The separation on the testing set is quite good, but it could be better for the two bottommost green circles (iris virginica). The model predicted (in the background) the red colour (iris versicolor) there. This is wrong. The reason is clear from the picture depicting the training set. The classifier tried to perfectly fit the boundary between the green and red points, making an outward-pointing tip. This is precisely overfitting and the reason for the misclassification on the testing set.

Exercise 4: Generalization

The contour plots from Exercises 2 and 3 are strikingly different, especially in the top-left and bottom-right corners. Why is that?

Solution:

Since the dataset does not contain any data in the top-left or bottom-right corners, it does not know what to predict. From its perspective, both separations are very good.

Generalization:

If a classifier does not have any data in some region, it may predict anything there, including predictions with no sense.

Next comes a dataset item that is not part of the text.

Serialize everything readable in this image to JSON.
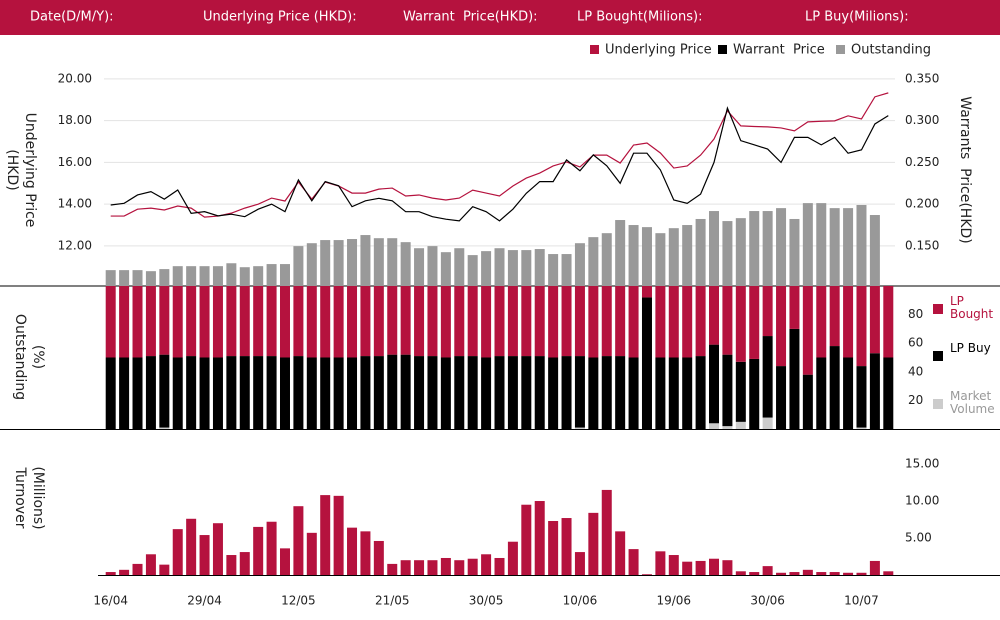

Exercise 5: Universal approximation of neural networks (theory)

Proof the theorem about universal approximation of neural networks.

Solution:

Since piecewise linear functions are dense in the set of continuous functions, there is a piecewise linear function $h$ such that $\|h-g\|_{\infty}\le \varepsilon$. Assume that $h$ has kinks at $x_1<\dots<x_n$ with function values $h(x_i)=y_i$ for $i=1,\dots,n$. Defining

\[d_i = \frac{y_{i+1}-y_i}{x_{i+1}-x_i},\]

then $h$ has the form

\[h(x) = y_i + d_i(x-x_i) \qquad\text{ for }x\in [x_i,x_{i+1}].\]

It is not difficult to show that

\[h(x) = y_1 + \sum_{i=1}^n(d_i-d_{i-1})\operatorname{max}\{x-x_i,0\},\]

where we defined $d_0=0$.

Then $h$ can be represented as the following network with two layers:

  • Dense layer with $n$ hidden neurons and ReLU activation function. Neuron $i$ has weight $1$ and bias $-x_i$.
  • Dense layer with $1$ output neurons and identity activation function. Connection $i$ has weight $d_i-d_{i-1}$ and the joint bias is $y_1$.

This finishes the proof.